Quatre longues années se sont écoulées depuis le dernier trophée européen glané par OL Lyonnes (ex-OL féminin), un temps record pour ce club légendaire, le plus titré de l’histoire en Ligue des champions féminine avec huit titres à son actif. Pourtant, depuis six ans, une ombre plane sur les ambitions lyonnaises : celle du FC Barcelone, devenu un obstacle systématique en finale. Les Catalanes ont enchaîné six finales consécutives (hors saison covid) et remporté trois fois le trophée (2021, 2023, 2024), dont deux confrontations directes face à l’OL, en 2022 et en 2024. Ce samedi 23 mai à 18h à Oslo (Norvège), les deux formations s’affronteront une nouvelle fois dans ce qui s’annonce comme un duel titanesque.
OL Lyonnes : une équipe en quête d’un quadruplé historique
Sous la direction de l’ancien entraîneur barcelonais Jonatan Giráldez, les Lyonnaises visent un exploit inédit : remporter quatre titres en une seule saison. Après avoir décroché la Coupe de la Ligue (14 mars) et la Coupe de France (10 mai), elles pourraient encore ajouter deux nouvelles pierres à leur palmarès : la Ligue des champions et le championnat d’Arkema Première Ligue (29 mai au Groupama Stadium face au Paris FC).
« Notre objectif était clair : atteindre les quatre finales. C’est chose faite. Maintenant, il faut concrétiser avec les quatre trophées. Nous voulons envoyer un message fort à l’Europe, prouver que nous sommes de retour au plus haut niveau et rendre fière toute une nation. », confie avec détermination Selma Bacha, latérale de 25 ans. Une ambition partagée par la capitaine emblématique Wendie Renard (41 trophées avec l’OL) : « Nous sommes en train d’écrire une page d’histoire, quelque chose d’extraordinaire. Mais seul le titre compte, car l’Histoire ne retient que les vainqueurs. »
« Nous disposons d’un groupe exceptionnel, composé de joueuses talentueuses.

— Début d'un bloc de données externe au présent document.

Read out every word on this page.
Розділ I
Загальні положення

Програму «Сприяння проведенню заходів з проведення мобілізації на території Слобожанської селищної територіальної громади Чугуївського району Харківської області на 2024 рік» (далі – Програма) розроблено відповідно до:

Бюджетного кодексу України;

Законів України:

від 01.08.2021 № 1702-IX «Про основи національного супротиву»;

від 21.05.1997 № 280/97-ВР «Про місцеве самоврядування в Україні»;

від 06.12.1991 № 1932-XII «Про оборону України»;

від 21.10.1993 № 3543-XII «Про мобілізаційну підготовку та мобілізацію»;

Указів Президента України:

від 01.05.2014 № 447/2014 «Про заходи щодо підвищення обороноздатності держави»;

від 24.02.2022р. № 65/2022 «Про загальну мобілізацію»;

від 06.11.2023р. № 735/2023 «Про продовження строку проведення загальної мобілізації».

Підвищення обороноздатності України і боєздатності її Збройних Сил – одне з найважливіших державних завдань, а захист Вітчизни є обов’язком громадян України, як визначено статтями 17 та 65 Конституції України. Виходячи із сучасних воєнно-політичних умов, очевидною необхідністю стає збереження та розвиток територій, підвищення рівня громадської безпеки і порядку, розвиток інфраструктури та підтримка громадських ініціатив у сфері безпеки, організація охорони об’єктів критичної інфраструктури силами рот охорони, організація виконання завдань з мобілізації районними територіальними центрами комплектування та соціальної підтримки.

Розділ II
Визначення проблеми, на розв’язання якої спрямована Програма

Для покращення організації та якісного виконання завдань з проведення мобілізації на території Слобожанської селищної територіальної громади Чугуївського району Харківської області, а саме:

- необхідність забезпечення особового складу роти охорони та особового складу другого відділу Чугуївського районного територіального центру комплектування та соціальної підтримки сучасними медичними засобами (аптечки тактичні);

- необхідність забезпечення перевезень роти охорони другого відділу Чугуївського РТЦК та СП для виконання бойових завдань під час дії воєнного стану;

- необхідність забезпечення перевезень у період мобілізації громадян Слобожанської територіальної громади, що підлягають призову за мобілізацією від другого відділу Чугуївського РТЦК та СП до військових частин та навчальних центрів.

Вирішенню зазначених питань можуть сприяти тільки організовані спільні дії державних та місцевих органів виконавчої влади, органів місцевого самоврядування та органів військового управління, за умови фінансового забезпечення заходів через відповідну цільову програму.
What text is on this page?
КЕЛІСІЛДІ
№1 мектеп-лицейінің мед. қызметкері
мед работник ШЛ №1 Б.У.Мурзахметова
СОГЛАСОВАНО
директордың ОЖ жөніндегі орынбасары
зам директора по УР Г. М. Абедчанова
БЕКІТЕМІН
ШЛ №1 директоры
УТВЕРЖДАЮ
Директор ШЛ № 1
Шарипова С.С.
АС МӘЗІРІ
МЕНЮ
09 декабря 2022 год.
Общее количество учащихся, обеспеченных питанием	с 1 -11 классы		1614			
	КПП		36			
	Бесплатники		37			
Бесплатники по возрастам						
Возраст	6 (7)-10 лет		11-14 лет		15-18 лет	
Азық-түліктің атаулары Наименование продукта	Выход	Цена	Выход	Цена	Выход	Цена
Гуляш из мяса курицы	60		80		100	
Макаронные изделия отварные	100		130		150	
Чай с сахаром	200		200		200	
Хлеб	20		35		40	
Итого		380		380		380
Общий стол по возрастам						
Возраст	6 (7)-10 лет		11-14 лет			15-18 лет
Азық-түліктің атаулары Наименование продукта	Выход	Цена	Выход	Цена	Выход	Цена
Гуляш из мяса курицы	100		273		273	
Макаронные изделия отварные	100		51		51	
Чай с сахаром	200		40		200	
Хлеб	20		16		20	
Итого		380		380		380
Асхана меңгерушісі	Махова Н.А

Gagner des trophées, c’est ce qui marquera notre époque, ajoute Melchie Dumornay, 22 ans, récompensée à deux reprises par le titre de meilleure joueuse de la saison. Nous avons à cœur de prouver notre évolution, de montrer un visage différent de celui qui a perdu face au Barça en 2024. »
Un neuvième sacre européen permettrait également à l’OL de renforcer son statut de club le plus titré d’Europe. « De l’extérieur, il peut sembler facile de enchaîner les victoires, reconnaît Ada Hegerberg, première détentrice du Ballon d’Or féminin en 2018. Mais la réalité est tout autre. C’est impressionnant de revenir en finale après avoir changé d’encadrement et perdu des figures emblématiques du club. L’OL reste, pour moi, le meilleur endroit pour remporter des titres. »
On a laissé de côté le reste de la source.